The role of replication

Cassandra stores replicas on multiple nodes to ensure reliability and fault tolerance.

Cassandra delivers high availability for writing through its data replication strategy. Cassandra duplicates data on multiple peer nodes to ensure reliability and fault tolerance. Relational databases, on the other hand, typically structure tables to keep data duplication at a minimum. The relational database server has to do additional work to ensure data integrity across the tables. In Cassandra, maintaining integrity between related tables is not an issue. Cassandra tables are not related.

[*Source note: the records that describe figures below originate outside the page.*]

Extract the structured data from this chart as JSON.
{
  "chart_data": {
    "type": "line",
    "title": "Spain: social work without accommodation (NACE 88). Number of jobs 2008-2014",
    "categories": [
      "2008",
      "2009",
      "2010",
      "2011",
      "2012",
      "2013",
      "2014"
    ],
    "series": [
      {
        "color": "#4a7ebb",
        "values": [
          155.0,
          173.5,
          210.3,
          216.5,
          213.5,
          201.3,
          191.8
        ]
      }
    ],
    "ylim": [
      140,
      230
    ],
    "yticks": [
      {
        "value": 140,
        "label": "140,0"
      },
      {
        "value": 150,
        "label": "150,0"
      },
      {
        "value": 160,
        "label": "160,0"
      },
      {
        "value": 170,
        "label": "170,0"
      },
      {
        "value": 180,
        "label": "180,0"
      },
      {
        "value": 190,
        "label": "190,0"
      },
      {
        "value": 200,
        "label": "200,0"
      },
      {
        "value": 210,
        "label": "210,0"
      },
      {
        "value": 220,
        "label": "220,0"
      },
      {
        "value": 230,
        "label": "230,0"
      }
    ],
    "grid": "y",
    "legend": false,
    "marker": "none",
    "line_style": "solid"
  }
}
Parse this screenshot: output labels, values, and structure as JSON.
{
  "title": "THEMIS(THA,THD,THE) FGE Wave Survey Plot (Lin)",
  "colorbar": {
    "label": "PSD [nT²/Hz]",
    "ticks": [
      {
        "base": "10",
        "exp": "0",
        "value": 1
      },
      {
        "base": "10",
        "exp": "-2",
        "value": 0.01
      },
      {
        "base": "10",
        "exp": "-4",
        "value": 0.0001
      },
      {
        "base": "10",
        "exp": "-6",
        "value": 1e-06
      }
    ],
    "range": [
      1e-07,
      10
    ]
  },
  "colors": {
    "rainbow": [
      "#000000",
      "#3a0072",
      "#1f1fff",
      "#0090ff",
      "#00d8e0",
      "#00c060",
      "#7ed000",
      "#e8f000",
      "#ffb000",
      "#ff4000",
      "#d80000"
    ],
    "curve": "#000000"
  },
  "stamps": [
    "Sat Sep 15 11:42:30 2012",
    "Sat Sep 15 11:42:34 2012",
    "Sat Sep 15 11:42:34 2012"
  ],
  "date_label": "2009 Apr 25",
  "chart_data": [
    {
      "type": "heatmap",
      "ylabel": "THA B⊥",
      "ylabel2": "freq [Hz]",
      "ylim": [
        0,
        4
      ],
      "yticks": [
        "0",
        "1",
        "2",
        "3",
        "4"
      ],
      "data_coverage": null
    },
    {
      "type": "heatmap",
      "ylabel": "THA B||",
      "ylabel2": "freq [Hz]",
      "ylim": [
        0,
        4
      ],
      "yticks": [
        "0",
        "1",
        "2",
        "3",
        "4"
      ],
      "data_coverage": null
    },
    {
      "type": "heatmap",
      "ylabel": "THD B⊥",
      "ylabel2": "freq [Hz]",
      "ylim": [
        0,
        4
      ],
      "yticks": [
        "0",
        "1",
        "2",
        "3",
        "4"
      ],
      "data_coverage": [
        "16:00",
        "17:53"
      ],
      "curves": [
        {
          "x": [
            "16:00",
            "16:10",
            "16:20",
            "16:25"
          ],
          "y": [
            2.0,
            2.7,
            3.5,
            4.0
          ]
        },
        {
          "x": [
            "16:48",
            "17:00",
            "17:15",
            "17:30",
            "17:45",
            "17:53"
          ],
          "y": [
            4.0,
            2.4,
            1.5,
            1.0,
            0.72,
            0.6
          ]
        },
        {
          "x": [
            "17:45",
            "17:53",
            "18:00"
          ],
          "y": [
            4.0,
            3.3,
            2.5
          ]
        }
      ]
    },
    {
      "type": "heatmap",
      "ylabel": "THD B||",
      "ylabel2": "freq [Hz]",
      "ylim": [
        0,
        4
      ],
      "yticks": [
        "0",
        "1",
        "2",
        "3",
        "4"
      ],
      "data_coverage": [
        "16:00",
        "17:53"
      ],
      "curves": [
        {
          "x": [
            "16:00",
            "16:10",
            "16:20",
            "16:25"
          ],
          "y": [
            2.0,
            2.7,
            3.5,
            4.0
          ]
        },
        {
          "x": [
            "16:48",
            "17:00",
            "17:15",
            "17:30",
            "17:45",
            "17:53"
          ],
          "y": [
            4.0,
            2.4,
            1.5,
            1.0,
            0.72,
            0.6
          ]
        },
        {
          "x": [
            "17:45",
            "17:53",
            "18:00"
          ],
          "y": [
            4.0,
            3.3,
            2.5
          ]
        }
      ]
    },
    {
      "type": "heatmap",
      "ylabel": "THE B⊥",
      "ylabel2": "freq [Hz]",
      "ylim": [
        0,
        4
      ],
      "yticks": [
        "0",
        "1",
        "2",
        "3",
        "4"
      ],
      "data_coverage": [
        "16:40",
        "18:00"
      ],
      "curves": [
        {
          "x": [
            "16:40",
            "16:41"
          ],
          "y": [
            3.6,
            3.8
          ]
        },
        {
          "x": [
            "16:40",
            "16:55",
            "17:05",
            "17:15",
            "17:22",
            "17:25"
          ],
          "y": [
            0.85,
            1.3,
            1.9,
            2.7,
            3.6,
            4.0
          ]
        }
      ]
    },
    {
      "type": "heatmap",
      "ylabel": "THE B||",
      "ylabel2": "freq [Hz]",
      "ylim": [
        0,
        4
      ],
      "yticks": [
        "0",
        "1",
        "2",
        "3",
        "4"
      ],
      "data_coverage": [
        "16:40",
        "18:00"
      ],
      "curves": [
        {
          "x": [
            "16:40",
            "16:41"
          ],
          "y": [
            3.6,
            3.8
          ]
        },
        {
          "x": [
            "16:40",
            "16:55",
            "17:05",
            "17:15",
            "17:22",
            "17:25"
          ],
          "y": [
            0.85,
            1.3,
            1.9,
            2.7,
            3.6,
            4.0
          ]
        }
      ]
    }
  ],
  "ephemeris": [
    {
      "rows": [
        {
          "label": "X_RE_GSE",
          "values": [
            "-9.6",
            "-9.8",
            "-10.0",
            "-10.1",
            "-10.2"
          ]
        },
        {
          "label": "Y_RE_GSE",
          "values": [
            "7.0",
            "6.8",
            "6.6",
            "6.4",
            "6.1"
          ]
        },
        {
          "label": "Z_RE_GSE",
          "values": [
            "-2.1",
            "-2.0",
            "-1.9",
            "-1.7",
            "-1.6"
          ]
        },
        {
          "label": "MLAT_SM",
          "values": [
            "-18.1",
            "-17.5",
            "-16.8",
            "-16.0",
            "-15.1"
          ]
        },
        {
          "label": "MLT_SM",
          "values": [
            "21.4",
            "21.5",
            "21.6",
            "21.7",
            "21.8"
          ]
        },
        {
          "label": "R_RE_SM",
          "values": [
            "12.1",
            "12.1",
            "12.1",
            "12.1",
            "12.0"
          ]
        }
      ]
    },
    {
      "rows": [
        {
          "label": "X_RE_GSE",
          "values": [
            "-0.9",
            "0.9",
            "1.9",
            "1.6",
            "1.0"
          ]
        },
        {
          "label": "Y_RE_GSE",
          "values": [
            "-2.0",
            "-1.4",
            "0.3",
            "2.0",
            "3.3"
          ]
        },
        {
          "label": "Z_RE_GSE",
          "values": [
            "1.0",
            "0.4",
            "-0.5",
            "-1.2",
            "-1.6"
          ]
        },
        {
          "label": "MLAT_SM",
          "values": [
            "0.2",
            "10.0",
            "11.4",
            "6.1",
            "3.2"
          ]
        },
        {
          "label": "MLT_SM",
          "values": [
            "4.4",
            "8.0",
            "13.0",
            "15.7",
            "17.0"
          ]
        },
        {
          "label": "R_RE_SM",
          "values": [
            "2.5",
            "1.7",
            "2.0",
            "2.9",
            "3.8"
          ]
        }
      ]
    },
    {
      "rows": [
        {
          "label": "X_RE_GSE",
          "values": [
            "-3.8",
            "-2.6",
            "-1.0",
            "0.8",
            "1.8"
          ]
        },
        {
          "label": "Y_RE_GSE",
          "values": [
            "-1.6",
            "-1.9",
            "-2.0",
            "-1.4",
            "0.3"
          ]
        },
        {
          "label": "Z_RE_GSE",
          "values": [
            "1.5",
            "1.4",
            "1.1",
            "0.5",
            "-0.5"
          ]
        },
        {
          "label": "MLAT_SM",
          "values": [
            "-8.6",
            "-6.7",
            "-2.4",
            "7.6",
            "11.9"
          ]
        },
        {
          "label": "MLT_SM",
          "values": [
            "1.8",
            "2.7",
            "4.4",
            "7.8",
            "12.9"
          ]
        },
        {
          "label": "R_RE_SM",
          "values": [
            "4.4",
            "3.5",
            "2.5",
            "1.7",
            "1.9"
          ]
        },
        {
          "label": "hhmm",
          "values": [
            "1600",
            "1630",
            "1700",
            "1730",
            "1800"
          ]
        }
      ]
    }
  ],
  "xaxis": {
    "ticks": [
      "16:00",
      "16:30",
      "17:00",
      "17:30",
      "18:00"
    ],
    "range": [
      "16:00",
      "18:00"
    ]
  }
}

Usually, Cassandra performs better on writes than relational databases.

About the write path

When a write occurs, Cassandra stores the data in a structure in memory, the memtable, and also appends writes to the commit log on disk, providing configurable durability.

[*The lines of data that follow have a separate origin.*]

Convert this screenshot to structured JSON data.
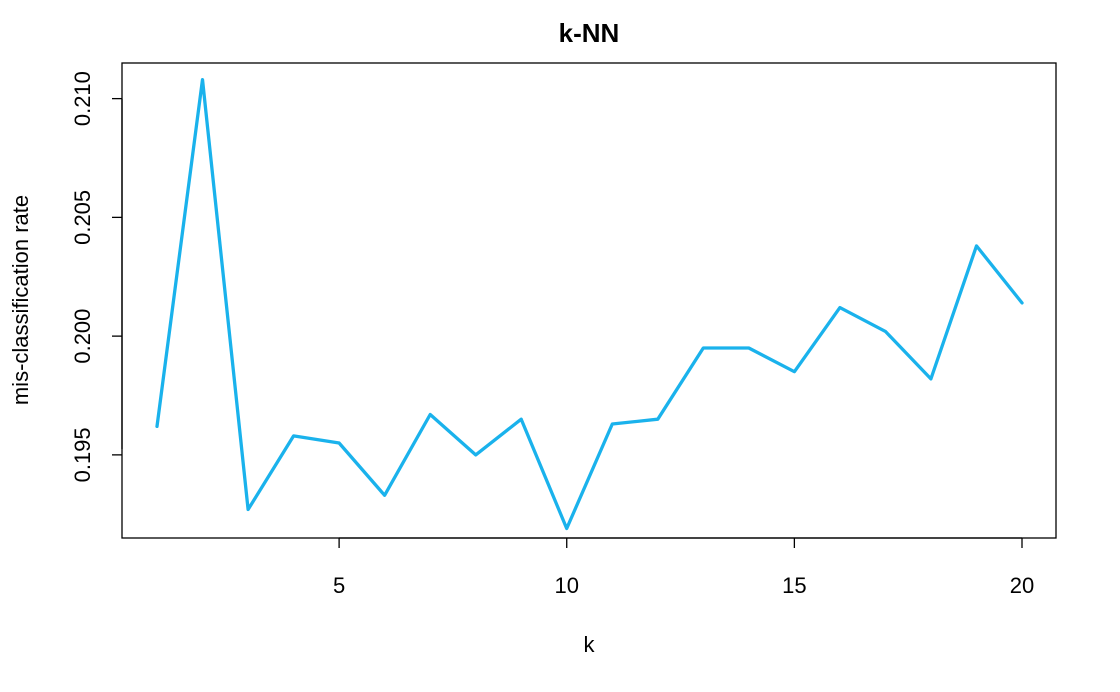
{
  "chart_data": {
    "type": "line",
    "title": "k-NN",
    "xlabel": "k",
    "ylabel": "mis-classification rate",
    "xlim": [
      1,
      20
    ],
    "ylim": [
      0.1915,
      0.2115
    ],
    "x_ticks": [
      5,
      10,
      15,
      20
    ],
    "x_tick_labels": [
      "5",
      "10",
      "15",
      "20"
    ],
    "y_ticks": [
      0.195,
      0.2,
      0.205,
      0.21
    ],
    "y_tick_labels": [
      "0.195",
      "0.200",
      "0.205",
      "0.210"
    ],
    "grid": false,
    "series": [
      {
        "name": "mis-classification rate",
        "color": "#1ab2ec",
        "x": [
          1,
          2,
          3,
          4,
          5,
          6,
          7,
          8,
          9,
          10,
          11,
          12,
          13,
          14,
          15,
          16,
          17,
          18,
          19,
          20
        ],
        "values": [
          0.1962,
          0.2108,
          0.1927,
          0.1958,
          0.1955,
          0.1933,
          0.1967,
          0.195,
          0.1965,
          0.1919,
          0.1963,
          0.1965,
          0.1995,
          0.1995,
          0.1985,
          0.2012,
          0.2002,
          0.1982,
          0.2038,
          0.2014
        ]
      }
    ]
  }
}
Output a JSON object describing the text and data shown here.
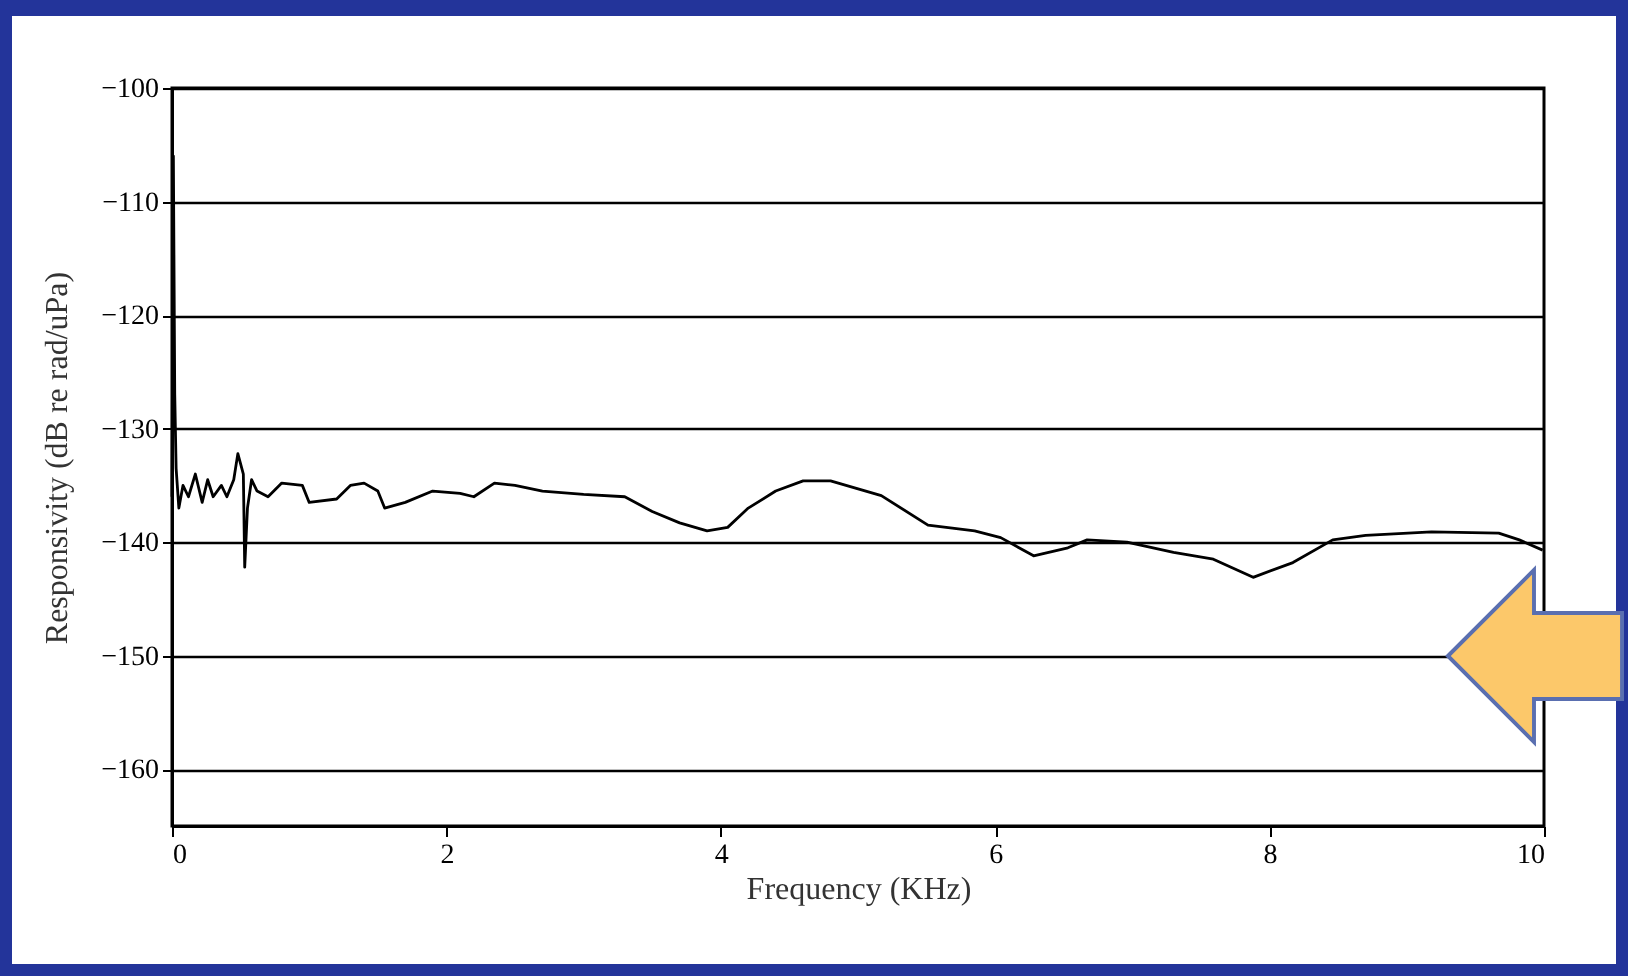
{
  "chart_data": {
    "type": "line",
    "xlabel": "Frequency (KHz)",
    "ylabel": "Responsivity (dB re rad/uPa)",
    "x": [
      0,
      0.01,
      0.02,
      0.03,
      0.05,
      0.08,
      0.12,
      0.17,
      0.22,
      0.26,
      0.3,
      0.36,
      0.4,
      0.45,
      0.48,
      0.52,
      0.53,
      0.55,
      0.58,
      0.62,
      0.7,
      0.8,
      0.95,
      1.0,
      1.2,
      1.3,
      1.4,
      1.5,
      1.55,
      1.7,
      1.9,
      2.1,
      2.2,
      2.35,
      2.5,
      2.7,
      3.0,
      3.3,
      3.5,
      3.7,
      3.9,
      4.05,
      4.2,
      4.4,
      4.6,
      4.8,
      5.17,
      5.51,
      5.85,
      6.04,
      6.28,
      6.53,
      6.67,
      6.96,
      7.3,
      7.59,
      7.88,
      8.17,
      8.46,
      8.7,
      9.18,
      9.67,
      9.82,
      9.99
    ],
    "series": [
      {
        "color": "#000000",
        "values": [
          -136,
          -106,
          -127,
          -133.5,
          -137,
          -135,
          -136,
          -134,
          -136.5,
          -134.5,
          -136,
          -135,
          -136,
          -134.5,
          -132.2,
          -134,
          -142.2,
          -137,
          -134.5,
          -135.5,
          -136,
          -134.8,
          -135,
          -136.5,
          -136.2,
          -135,
          -134.8,
          -135.5,
          -137,
          -136.5,
          -135.5,
          -135.7,
          -136,
          -134.8,
          -135,
          -135.5,
          -135.8,
          -136,
          -137.3,
          -138.3,
          -139,
          -138.7,
          -137,
          -135.5,
          -134.6,
          -134.6,
          -135.9,
          -138.5,
          -139,
          -139.6,
          -141.2,
          -140.5,
          -139.8,
          -140,
          -140.9,
          -141.5,
          -143.1,
          -141.8,
          -139.8,
          -139.4,
          -139.1,
          -139.2,
          -139.8,
          -140.7
        ]
      }
    ],
    "xlim": [
      0,
      10
    ],
    "xticks": [
      0,
      2,
      4,
      6,
      8,
      10
    ],
    "ylim": [
      -165,
      -100
    ],
    "yticks": [
      -100,
      -110,
      -120,
      -130,
      -140,
      -150,
      -160
    ],
    "grid": "y",
    "marker": "none",
    "line_style": "solid"
  }
}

The commit log receives every write made to a Cassandra node, and these durable writes survive permanently even after hardware failure.

The more a table is used, the larger its memtable needs to be. Cassandra can dynamically allocate the right amount of memory for the memtable or you can manage the amount of memory being utilized yourself. When memtable contents exceed a configurable threshold , the memtable data, which includes indexes, is put in a queue to be flushed to disk. You can configure the length of the queue by changing memtable_flush_queue_size in the cassandra.yaml. If the data to be flushed exceeds the queue size, Cassandra blocks writes. The memtable data is flushed to SSTable on disk using sequential I/O. Data in the commit log is purged after its corresponding data in the memtable is flushed to the SSTable.

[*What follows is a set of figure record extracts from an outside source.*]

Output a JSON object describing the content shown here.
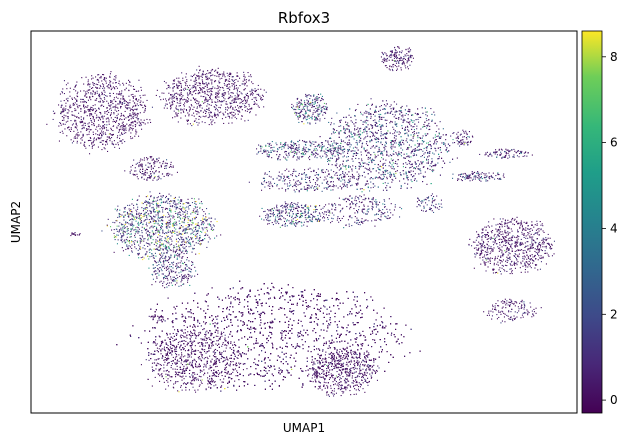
{
  "chart_data": {
    "type": "scatter",
    "title": "Rbfox3",
    "xlabel": "UMAP1",
    "ylabel": "UMAP2",
    "grid": false,
    "legend": "colorbar-right",
    "colormap": "viridis",
    "color_range": [
      -0.3,
      8.6
    ],
    "colorbar_ticks": [
      "0",
      "2",
      "4",
      "6",
      "8"
    ],
    "colorbar_tick_values": [
      0,
      2,
      4,
      6,
      8
    ],
    "xlim": [
      0,
      100
    ],
    "ylim": [
      0,
      100
    ],
    "clusters": [
      {
        "name": "upper-left-a",
        "cx": 13,
        "cy": 79,
        "rx": 8,
        "ry": 9,
        "n": 900,
        "mean": 0.3
      },
      {
        "name": "upper-left-b",
        "cx": 33,
        "cy": 83,
        "rx": 9,
        "ry": 7,
        "n": 800,
        "mean": 0.3
      },
      {
        "name": "left-strip",
        "cx": 22,
        "cy": 64,
        "rx": 4,
        "ry": 3,
        "n": 160,
        "mean": 0.6
      },
      {
        "name": "mid-left-green",
        "cx": 24,
        "cy": 49,
        "rx": 9,
        "ry": 8,
        "n": 1100,
        "mean": 3.6
      },
      {
        "name": "mid-left-tail",
        "cx": 26,
        "cy": 38,
        "rx": 4,
        "ry": 5,
        "n": 250,
        "mean": 1.8
      },
      {
        "name": "top-center-small",
        "cx": 51,
        "cy": 80,
        "rx": 3,
        "ry": 4,
        "n": 220,
        "mean": 2.4
      },
      {
        "name": "center-band",
        "cx": 49,
        "cy": 69,
        "rx": 8,
        "ry": 2.5,
        "n": 280,
        "mean": 2.2
      },
      {
        "name": "center-lower",
        "cx": 48,
        "cy": 52,
        "rx": 6,
        "ry": 3,
        "n": 300,
        "mean": 2.6
      },
      {
        "name": "center-right-strands",
        "cx": 51,
        "cy": 61,
        "rx": 9,
        "ry": 3,
        "n": 260,
        "mean": 1.5
      },
      {
        "name": "big-right-mixed",
        "cx": 65,
        "cy": 70,
        "rx": 11,
        "ry": 11,
        "n": 1500,
        "mean": 2.0
      },
      {
        "name": "top-right-small",
        "cx": 67,
        "cy": 93,
        "rx": 3,
        "ry": 3,
        "n": 150,
        "mean": 0.4
      },
      {
        "name": "mid-strands-right",
        "cx": 60,
        "cy": 53,
        "rx": 7,
        "ry": 4,
        "n": 220,
        "mean": 1.3
      },
      {
        "name": "right-streak-a",
        "cx": 82,
        "cy": 62,
        "rx": 5,
        "ry": 1.2,
        "n": 110,
        "mean": 1.4
      },
      {
        "name": "right-streak-b",
        "cx": 87,
        "cy": 68,
        "rx": 4,
        "ry": 1.2,
        "n": 90,
        "mean": 1.2
      },
      {
        "name": "right-small-a",
        "cx": 79,
        "cy": 72,
        "rx": 2,
        "ry": 2,
        "n": 60,
        "mean": 1.0
      },
      {
        "name": "right-small-b",
        "cx": 73,
        "cy": 55,
        "rx": 2.5,
        "ry": 2.5,
        "n": 60,
        "mean": 1.6
      },
      {
        "name": "right-cluster",
        "cx": 88,
        "cy": 44,
        "rx": 7,
        "ry": 7,
        "n": 700,
        "mean": 0.35
      },
      {
        "name": "right-bottom-specks",
        "cx": 88,
        "cy": 27,
        "rx": 5,
        "ry": 3,
        "n": 130,
        "mean": 0.5
      },
      {
        "name": "bottom-big",
        "cx": 44,
        "cy": 20,
        "rx": 23,
        "ry": 13,
        "n": 3400,
        "mean": 0.2
      },
      {
        "name": "bottom-left-lobe",
        "cx": 30,
        "cy": 14,
        "rx": 8,
        "ry": 8,
        "n": 600,
        "mean": 0.2
      },
      {
        "name": "bottom-right-lobe",
        "cx": 57,
        "cy": 11,
        "rx": 6,
        "ry": 6,
        "n": 500,
        "mean": 0.25
      },
      {
        "name": "lone-left",
        "cx": 8,
        "cy": 47,
        "rx": 1,
        "ry": 0.5,
        "n": 15,
        "mean": 0.3
      },
      {
        "name": "lone-bottom-left",
        "cx": 23,
        "cy": 25,
        "rx": 1.5,
        "ry": 0.8,
        "n": 25,
        "mean": 0.3
      }
    ]
  }
}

Memtables and SSTables are maintained per table. SSTables are immutable, not written to again after the memtable is flushed. Consequently, a row is typically stored across multiple SSTable files.

For each SSTable, Cassandra creates these in-memory structures:

Partition index
A list of primary keys and the start position of rows in the data file.
Partition summary
A subset of the partition index. By default 1 primary key out of every 128 is sampled.